China: No stock market revival, yet
More regulation is needed in China to reverse the decline in stock market prices.
(This article appears courtesy of International Financial Law Review, sign up for a free trial on their site)
As readers may recall, the Chinese government implemented the non-tradable share reform in late 2006. In a nutshell, the reform consisted of converting non-tradable shares in PRC listed companies (which were mostly state-owned) to become tradable on the PRC stock market. To obtain the shareholders' approval needed for such conversion, holders of non-tradable shares would offer compensation to public holders of tradable shares who would suffer from the increase in liquidity.

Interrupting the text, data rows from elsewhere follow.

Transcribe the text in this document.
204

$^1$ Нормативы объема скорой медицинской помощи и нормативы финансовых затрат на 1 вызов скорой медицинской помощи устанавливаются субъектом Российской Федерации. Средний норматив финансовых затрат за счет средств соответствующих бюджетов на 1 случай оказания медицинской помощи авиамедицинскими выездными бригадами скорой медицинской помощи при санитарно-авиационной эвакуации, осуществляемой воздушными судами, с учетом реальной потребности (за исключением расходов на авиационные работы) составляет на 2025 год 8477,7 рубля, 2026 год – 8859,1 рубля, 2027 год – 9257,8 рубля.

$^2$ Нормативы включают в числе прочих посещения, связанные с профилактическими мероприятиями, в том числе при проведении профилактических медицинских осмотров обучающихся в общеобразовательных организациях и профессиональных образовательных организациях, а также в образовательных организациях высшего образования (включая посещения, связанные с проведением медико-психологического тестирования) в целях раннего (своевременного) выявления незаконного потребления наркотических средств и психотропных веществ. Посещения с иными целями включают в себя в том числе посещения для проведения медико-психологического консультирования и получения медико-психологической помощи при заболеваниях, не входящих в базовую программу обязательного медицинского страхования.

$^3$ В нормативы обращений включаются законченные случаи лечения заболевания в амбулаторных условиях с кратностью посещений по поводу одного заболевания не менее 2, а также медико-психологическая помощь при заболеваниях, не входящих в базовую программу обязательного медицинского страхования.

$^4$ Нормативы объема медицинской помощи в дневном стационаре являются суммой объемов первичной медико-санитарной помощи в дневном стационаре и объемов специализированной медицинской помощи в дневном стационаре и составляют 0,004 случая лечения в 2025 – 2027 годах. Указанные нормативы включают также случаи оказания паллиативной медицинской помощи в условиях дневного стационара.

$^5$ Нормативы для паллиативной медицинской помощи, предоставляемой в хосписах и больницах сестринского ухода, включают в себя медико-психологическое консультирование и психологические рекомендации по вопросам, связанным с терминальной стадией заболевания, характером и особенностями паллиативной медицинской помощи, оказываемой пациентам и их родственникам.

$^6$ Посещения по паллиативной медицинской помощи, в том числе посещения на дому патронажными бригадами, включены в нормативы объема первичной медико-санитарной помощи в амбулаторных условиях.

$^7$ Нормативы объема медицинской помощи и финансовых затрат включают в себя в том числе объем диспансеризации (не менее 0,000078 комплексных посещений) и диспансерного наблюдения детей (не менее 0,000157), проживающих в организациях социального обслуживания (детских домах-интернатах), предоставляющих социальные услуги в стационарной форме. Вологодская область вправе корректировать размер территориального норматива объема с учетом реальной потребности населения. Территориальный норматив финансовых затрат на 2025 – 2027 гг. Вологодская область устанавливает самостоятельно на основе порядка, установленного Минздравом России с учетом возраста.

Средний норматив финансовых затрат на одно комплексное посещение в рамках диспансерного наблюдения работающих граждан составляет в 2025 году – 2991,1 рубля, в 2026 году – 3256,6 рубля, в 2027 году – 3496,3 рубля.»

As part of the share reform, holders of the non-tradable shares were also subject to a moratorium of 12-36 months before their shares became fully tradable. Due, in part, to successful implementation of this reform, the PRC stock market enjoyed a strong performance in 2007. Indeed, the Shanghai Stock Exchange Composite Index reached its historical peak in October 2007. However, since late 2007 weak investor sentiment has pushed the stock market into steep decline. To make matters worse, the moratorium imposed on previously non-tradable shares of a large number of companies will soon end, making the market even more nervous.
The effect of this could be big – by some estimates, the value of tradable shares flooding the market in 2008 will amount to about Rmb3 trillion ($430 billion).